3. Dimensional analysis of the ODE

Term Units Reduces to
k_tumor * tumorSize 1/day * mm^3 mm^3 / day
(1 - tumorSize / carryingCapacity) unitless unitless
cyto_rate * exp(-k_res*t) * tumorSize 1/day * unitless * mm^3 mm^3 / day
k_cap * tumorSize^n 1/day * (mm^3)^1 mm^3 / day (mouse n = 1)
aa_rate * carryingCapacity 1/day * mm^3 mm^3 / day

Both ODE right-hand sides come out as mm^3 / day, consistent with d/dt(state) where state is in mm^3 and t is in days. The mouse fit’s n = 1 makes k_cap’s units cleanly 1/day; in the paired clinical model n = 0.5 so k_cap’s units carry an implicit mm^(0.5) scaling that absorbs the source paper’s preclinical-to-clinical re-parameterisation.

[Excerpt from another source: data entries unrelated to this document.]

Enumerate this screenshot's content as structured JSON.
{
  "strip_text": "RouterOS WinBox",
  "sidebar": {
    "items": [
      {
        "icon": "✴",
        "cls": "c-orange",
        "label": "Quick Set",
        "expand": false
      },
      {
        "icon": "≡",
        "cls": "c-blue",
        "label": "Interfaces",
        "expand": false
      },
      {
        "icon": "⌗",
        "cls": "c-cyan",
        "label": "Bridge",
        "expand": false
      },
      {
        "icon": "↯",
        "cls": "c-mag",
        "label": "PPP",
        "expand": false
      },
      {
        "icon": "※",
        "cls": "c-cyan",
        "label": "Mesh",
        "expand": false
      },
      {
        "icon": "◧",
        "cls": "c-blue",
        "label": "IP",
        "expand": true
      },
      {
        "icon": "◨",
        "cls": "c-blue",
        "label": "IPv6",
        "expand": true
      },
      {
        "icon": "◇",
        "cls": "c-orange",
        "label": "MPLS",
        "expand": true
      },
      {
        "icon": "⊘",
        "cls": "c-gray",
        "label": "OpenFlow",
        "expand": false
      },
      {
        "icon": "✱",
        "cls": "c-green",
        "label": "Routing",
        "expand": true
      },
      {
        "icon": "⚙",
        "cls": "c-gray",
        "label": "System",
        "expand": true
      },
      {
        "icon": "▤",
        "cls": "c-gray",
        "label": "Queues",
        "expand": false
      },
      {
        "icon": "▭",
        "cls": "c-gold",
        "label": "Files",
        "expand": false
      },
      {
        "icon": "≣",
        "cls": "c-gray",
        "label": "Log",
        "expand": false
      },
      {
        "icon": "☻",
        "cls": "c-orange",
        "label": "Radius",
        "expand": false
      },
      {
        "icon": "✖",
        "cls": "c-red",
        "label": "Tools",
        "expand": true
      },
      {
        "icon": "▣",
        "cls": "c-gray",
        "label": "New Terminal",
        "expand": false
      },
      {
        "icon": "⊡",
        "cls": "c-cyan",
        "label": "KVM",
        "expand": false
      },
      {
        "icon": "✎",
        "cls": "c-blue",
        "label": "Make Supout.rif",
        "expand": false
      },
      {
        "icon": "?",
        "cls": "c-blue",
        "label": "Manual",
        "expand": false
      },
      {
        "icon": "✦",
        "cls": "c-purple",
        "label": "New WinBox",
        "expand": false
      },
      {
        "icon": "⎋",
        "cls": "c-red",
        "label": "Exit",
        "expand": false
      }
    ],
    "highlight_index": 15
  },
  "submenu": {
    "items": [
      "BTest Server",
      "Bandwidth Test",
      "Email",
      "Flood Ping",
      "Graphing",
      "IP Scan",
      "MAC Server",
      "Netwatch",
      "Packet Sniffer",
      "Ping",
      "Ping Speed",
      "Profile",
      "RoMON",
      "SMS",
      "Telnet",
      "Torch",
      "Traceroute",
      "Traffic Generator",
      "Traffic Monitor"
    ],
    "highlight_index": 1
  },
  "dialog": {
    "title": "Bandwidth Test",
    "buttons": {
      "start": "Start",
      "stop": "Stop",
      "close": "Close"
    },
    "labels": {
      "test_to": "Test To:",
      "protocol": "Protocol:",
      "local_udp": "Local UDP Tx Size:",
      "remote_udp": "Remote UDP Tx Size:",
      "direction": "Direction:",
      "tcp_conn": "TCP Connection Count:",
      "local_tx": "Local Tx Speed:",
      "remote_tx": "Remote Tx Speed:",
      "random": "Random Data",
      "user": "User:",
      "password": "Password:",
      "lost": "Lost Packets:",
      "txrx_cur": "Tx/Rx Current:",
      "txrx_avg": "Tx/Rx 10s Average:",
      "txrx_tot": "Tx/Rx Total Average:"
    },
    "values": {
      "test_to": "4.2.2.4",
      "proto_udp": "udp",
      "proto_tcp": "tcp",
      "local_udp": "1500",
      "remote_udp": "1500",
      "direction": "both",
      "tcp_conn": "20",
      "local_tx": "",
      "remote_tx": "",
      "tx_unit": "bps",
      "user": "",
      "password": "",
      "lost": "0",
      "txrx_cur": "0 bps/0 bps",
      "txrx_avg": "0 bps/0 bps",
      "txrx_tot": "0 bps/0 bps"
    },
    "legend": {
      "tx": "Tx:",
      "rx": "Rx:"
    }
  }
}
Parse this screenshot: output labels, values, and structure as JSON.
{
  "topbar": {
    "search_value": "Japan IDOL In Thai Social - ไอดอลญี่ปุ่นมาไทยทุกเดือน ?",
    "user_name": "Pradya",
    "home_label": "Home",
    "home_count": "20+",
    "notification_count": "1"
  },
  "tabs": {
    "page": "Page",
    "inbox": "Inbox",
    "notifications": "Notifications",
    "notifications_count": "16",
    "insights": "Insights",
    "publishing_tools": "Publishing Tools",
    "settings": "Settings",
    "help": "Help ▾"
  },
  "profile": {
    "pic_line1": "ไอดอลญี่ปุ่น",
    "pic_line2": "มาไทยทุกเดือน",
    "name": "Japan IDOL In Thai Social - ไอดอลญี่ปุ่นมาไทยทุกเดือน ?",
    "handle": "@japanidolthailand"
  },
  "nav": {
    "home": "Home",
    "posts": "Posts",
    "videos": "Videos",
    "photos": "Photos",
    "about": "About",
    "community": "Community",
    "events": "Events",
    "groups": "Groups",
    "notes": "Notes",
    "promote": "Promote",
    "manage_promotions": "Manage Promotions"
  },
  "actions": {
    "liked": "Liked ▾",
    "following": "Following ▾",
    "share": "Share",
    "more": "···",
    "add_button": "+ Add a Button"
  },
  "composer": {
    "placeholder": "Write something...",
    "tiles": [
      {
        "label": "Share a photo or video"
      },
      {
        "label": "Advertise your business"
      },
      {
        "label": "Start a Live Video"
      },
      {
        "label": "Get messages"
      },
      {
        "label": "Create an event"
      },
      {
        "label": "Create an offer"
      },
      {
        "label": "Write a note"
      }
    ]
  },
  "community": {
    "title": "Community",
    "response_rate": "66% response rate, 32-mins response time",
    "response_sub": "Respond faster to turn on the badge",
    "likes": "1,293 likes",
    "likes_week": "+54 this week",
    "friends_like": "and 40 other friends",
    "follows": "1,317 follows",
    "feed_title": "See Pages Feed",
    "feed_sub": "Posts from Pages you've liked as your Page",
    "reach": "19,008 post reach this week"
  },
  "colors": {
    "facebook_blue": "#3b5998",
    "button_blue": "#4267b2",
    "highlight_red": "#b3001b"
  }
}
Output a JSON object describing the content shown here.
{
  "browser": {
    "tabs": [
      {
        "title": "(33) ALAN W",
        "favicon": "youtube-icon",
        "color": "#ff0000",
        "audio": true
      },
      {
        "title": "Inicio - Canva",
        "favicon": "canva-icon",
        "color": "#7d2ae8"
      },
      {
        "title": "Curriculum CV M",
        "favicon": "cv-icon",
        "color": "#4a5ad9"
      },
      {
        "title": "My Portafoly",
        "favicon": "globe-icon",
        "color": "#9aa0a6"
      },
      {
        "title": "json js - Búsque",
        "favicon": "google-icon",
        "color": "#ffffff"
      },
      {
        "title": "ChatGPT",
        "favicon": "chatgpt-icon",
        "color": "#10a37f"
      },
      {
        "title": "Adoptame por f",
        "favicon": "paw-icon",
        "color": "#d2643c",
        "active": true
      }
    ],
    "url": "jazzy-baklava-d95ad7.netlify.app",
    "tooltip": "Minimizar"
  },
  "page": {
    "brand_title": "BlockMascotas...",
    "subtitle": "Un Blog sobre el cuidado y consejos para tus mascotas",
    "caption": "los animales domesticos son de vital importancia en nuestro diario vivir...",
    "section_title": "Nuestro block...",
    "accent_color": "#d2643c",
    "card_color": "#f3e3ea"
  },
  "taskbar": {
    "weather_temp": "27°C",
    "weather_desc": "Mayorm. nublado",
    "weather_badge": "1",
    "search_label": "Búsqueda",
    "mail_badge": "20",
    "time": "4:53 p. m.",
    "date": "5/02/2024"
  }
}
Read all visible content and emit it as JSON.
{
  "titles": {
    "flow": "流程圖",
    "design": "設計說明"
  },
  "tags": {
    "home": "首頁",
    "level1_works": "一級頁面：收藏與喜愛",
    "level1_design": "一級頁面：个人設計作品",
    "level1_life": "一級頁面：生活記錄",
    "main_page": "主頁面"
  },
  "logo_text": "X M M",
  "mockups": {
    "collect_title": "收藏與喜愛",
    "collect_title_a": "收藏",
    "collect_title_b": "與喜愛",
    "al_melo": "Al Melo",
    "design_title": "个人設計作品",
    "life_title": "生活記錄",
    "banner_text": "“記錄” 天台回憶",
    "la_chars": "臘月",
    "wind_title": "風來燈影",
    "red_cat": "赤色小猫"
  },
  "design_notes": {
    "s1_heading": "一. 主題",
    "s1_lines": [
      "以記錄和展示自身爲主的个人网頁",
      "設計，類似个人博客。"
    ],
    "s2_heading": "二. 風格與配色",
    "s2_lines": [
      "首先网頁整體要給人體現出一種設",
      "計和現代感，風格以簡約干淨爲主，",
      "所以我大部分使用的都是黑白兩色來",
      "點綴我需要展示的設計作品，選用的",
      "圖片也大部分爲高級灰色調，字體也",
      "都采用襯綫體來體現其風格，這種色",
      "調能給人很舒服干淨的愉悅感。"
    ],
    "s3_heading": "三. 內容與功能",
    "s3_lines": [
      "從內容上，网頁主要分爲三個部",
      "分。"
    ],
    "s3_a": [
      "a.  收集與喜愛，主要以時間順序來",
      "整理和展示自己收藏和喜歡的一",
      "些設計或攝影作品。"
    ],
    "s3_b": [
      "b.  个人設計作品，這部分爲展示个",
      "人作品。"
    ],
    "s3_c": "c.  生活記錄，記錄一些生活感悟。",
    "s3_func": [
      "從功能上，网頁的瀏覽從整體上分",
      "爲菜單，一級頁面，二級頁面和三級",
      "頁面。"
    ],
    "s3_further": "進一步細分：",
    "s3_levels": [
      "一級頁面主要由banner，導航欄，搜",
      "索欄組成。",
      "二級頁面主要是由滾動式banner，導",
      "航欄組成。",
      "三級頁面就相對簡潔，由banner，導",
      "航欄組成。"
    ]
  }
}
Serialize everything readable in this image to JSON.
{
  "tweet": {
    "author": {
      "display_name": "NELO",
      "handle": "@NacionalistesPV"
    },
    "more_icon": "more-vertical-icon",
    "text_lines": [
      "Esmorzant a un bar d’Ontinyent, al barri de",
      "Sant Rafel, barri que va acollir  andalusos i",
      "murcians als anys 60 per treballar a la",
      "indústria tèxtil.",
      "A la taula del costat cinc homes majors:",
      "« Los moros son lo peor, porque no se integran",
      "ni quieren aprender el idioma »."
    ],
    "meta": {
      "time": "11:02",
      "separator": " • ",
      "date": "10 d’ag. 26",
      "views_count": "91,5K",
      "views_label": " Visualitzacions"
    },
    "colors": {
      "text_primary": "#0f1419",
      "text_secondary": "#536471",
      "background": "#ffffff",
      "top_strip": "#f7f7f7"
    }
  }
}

Assumptions and deviations

  • checkModelConventions() deviations (intentional). Running nlmixr2lib::checkModelConventions("Ouerdani_2015_pazopanib_mouse") flags four warnings (no errors): (1) the tumorSize compartment is not on the canonical-compartment list; (2) the carryingCapacity compartment is not on the canonical-compartment list; (3) the single-output observation variable should be Cc; (4) units$concentration does not contain / (mass / volume) and units$dosing is n/a. All four are intrinsic to a tumour-volume-dynamics model with no drug-concentration / dosing ODE. The same deviations apply to every other tumour-size-dynamics model in the package (e.g., tgi_sat_logistic, oncology_xenograft_simeoni_2004, Zecchin_2016_tumorovarian). Tumour volume in mm^3 is not a drug concentration; Cc is reserved for plasma drug concentrations and would be misleading here. The deviations are intentional.
  • AUC_PAZO > 0 gate added to handle vehicle animals. Ouerdani 2015 fits the mouse model with b_a (AUC exponent on the cytotoxic effect) fixed to 0, which mathematically gives a = a0 at any positive AUC and, under the standard NONMEM convention 0^0 = 1, also a = a0 at AUC = 0. That keeps the cytotoxic rate switched on in vehicle animals, contradicting the paper’s vehicle-arm Figure 1 (pure logistic growth, no shrinkage). The nlmixr2lib model file gates both drug-effect rates on AUC_PAZO > 0 so that vehicle animals see a = 0 and c = 0, recovering the published vehicle-arm trajectory. The paper itself does not publish the source NONMEM control stream, so the exact form of the source author’s vehicle-handling cannot be confirmed; the gate is the simplest interpretation consistent with the reported Figure 1 vehicle trajectory and Equation 1 / Equations 2-3.
  • Per-mouse baseline tumour volume drawn uniformly from 100-250 mm^3. The paper sets P0 per-animal from the observed caliper measurement at randomisation but does not report individual values. The virtual cohort here draws TUM_VOL from Uniform(100, 250); switching to a triangular or empirical distribution would shift the per-group dispersion but not the typical-value trajectory.
  • AUC_PAZO per dose group is treated as time-fixed. The paper draws each dose group’s mean AUC from the FDA Pharmacology Review for pazopanib NDA 022465; per-animal AUC variability around the group mean is not retained in the model.
  • PKNCA validation is omitted. This is a tumour-volume-dynamics model with no drug-concentration / dosing ODE – there is nothing for PKNCA to integrate. The vignette substitutes the mechanistic-sanity checks above (vehicle = pure growth, gate respected, dimensional analysis), matching the validation pattern other tumour-volume models in the package use (e.g., Zecchin_2016_tumorovarian).